Но прежде чем толпа на что-то решилась, ее внимание было отвлечено в другую сторону. Справа от площади на постамент статуэтки Санума внезапно взобралась какая-то женщина и принялась кричать высоким, зычным голосом. Через мгновение ее уже слышала половина площади:

– Люди, слушайте! Я рабыня, но слушайте! Гибель вам, вашему городу, вашим детям! Это гнев богов! Обманутых богов! Дети, отданные Молоху, должны были быть из первейших родов! Неправда! Люди, слушайте, неправда! Моего сыночка у меня вырвали, моего Азиру любимого, и в печь бросили! Сам суффет Гасдрубал приказал! А достопочтенный Седьяфон сам отнес его в храм и притворился, будто отдает сына! Так было, клянусь смертью, которую, я знаю, сейчас приму! Так было! Мой Азиру, мой единственный, в огонь… Но боги знают! Боги покарают за эту ложь вас всех, весь этот проклятый город!

Бросились рабдухи, городская стража, бросились какие-то ревнители веры, и рабыню схватили, стащили с постамента, заставили умолкнуть. Тотчас же раздались голоса:

– Она лгала! Враги подослали! Это вовсе не рабыня, а шпионка! Скорби достопочтенного Седьяфона не уважает!

– Скорби? Отдать дитя Молоху – это честь и счастье! Слава Седьяфону, слава суффету Гасдрубалу!

Кто-то другой кричал в толпе:

– Правду она говорила! Я ее знаю! Это рабыня Лаодики, родственницы Седьяфона! Правду говорила! Молоха обманули! Теперь он мстит, разгневанный!

– Я же говорил: свернуть матери шею! – прошептал жрец Сихакар, почти не разжимая губ и не поворачиваясь к суффету.

Гасдрубал ответил так же:

– Я приказал. Но женщины, что с них взять. Пожалели, потому что она искусная массажистка. Ах, проклятие!

– Слышишь, что там кричат?

– В Совет Ста Четырех! Пусть расследуют!

– Таких обманов еще много!

– Новые жертвы! Принести новые жертвы!

– Но на этот раз мы выберем!

– Мы проследим!

– Бессмертный Молох должен быть умилостивлен!

– Иначе горе нам! Горе городу!

Сотник гвардии Гидденем заколебался и вложил в ножны наполовину извлеченный меч. На мгновение и он поддался искушению крикнуть, что оскорблена и мстит не Молох, а Танит! Что это он, Гидденем, хоть и невольно, совершил святотатство! Что жрицу Лабиту нужно замуровать заживо. А потом вонзить меч себе в сердце и обрести покой. Наконец-то покой!
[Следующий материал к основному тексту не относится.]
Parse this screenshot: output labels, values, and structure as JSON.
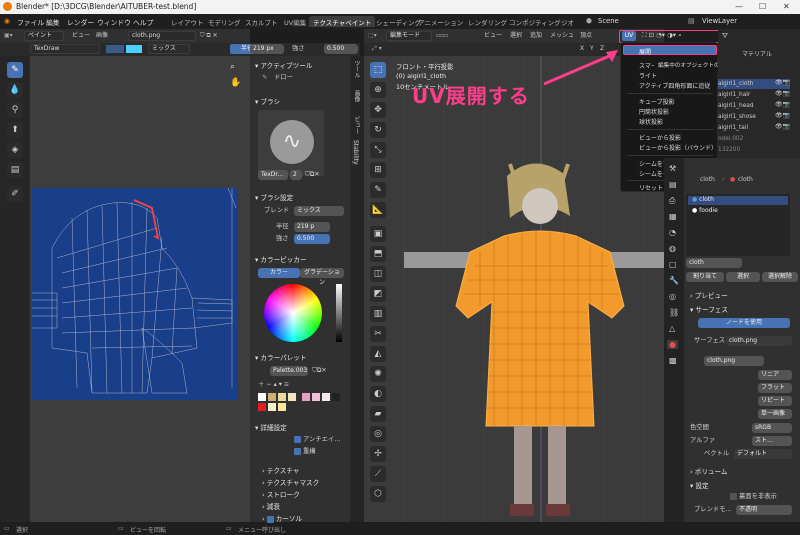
{
  "window": {
    "title": "Blender* [D:\\3DCG\\Blender\\AITUBER-test.blend]",
    "controls": [
      "—",
      "☐",
      "✕"
    ]
  },
  "menus": [
    "ファイル",
    "編集",
    "レンダー",
    "ウィンドウ",
    "ヘルプ"
  ],
  "workspace_tabs": [
    "レイアウト",
    "モデリング",
    "スカルプト",
    "UV編集",
    "テクスチャペイント",
    "シェーディング",
    "アニメーション",
    "レンダリング",
    "コンポジティング",
    "ジオ"
  ],
  "scene": {
    "label": "Scene",
    "view_layer": "ViewLayer"
  },
  "image_editor": {
    "mode": "ペイント",
    "view": "ビュー",
    "image": "画像",
    "image_name": "cloth.png",
    "brush_name": "TexDraw",
    "blend_mode": "ミックス",
    "radius_label": "半径",
    "radius_value": "219 px",
    "strength_label": "強さ",
    "strength_value": "0.500"
  },
  "properties_tool": {
    "active_tool_title": "アクティブツール",
    "active_tool": "ドロー",
    "brush_title": "ブラシ",
    "brush_name": "TexDr...",
    "brush_users": "2",
    "brush_settings_title": "ブラシ設定",
    "blend_label": "ブレンド",
    "blend_value": "ミックス",
    "radius_label": "半径",
    "radius_value": "219 p",
    "strength_label": "強さ",
    "strength_value": "0.500",
    "color_picker_title": "カラーピッカー",
    "color_tab": "カラー",
    "gradient_tab": "グラデーション",
    "palette_title": "カラーパレット",
    "palette_name": "Palette.003",
    "advanced_title": "詳細設定",
    "antialias": "アンチエイ...",
    "falloff": "重構",
    "texture": "テクスチャ",
    "texture_mask": "テクスチャマスク",
    "stroke": "ストローク",
    "attenuation": "減衰",
    "cursor": "カーソル"
  },
  "side_tabs": [
    "ツール",
    "画像",
    "ビュー",
    "Stability"
  ],
  "viewport": {
    "mode": "編集モード",
    "view": "ビュー",
    "select": "選択",
    "add": "追加",
    "mesh": "メッシュ",
    "vertex": "頂点",
    "uv_menu": "UV",
    "info_line1": "フロント・平行投影",
    "info_line2": "(0) aigirl1_cloth",
    "info_line3": "10センチメートル",
    "axes": [
      "X",
      "Y",
      "Z"
    ]
  },
  "uv_menu": {
    "items": [
      "展開",
      "スマー",
      "ライト",
      "アクティブ四角形面に追従",
      "キューブ投影",
      "円筒状投影",
      "球状投影",
      "ビューから投影",
      "ビューから投影（バウンド）",
      "シームをマーク",
      "シームをクリア",
      "リセット"
    ],
    "tooltip": "編集中のオブジェクトのメッシュを展開します。"
  },
  "callout": "UV展開する",
  "outliner": {
    "header": "マテリアル",
    "rows": [
      "aigirl1_cloth",
      "aigirl1_hair",
      "aigirl1_head",
      "aigirl1_shose",
      "aigirl1_tail",
      "odel.002",
      "132200"
    ]
  },
  "material_props": {
    "breadcrumb_obj": "cloth",
    "breadcrumb_mat": "cloth",
    "slots": [
      "cloth",
      "foodie"
    ],
    "mat_name": "cloth",
    "assign": "割り当て",
    "select": "選択",
    "deselect": "選択解除",
    "preview": "プレビュー",
    "surface": "サーフェス",
    "use_nodes": "ノードを使用",
    "surface_label": "サーフェス",
    "surface_value": "cloth.png",
    "image_name": "cloth.png",
    "interp": "リニア",
    "projection": "フラット",
    "extension": "リピート",
    "single_image": "単一画像",
    "color_space_label": "色空間",
    "color_space": "sRGB",
    "alpha_label": "アルファ",
    "alpha": "スト...",
    "vector_label": "ベクトル",
    "vector": "デフォルト",
    "volume": "ボリューム",
    "settings": "設定",
    "backface": "裏面を非表示",
    "blend_mode_label": "ブレンドモ...",
    "blend_mode": "不透明",
    "shadow_label": "影のモード",
    "shadow": "不透明"
  },
  "status": [
    "選択",
    "ビューを回転",
    "メニュー呼び出し"
  ]
}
Избавиться от этого мерзкого страха, что лишает сна, что не дает взглянуть в сторону храма, что заставляет дрожать на ночной страже, что любой голос, любой шорох превращает во что-то страшное, таинственное, зловещее.

Но жажда жизни и страх, что этого может не хватить для искупления и что после смерти он станет добычей ужасного бога разрушения, Зебуба, удерживали его. Теперь, слыша крики, он решился. Нет, Танит может наслать проказу на вероломную жрицу, виновную во всем, но не станет карать целый город! Свой верный город, который так чтил ее в священную ночь.

Снова крик и смятение. Это Гасдрубал-военачальник махнул рукой, и по этому знаку отряд ливийской конницы поспешил к возвышению. Грубо теснимая толпа с криком отхлынула. Еще мгновение – и вождь, окруженный верными солдатами, двинулся к воротам. Он не стал дожидаться даже решения собрания.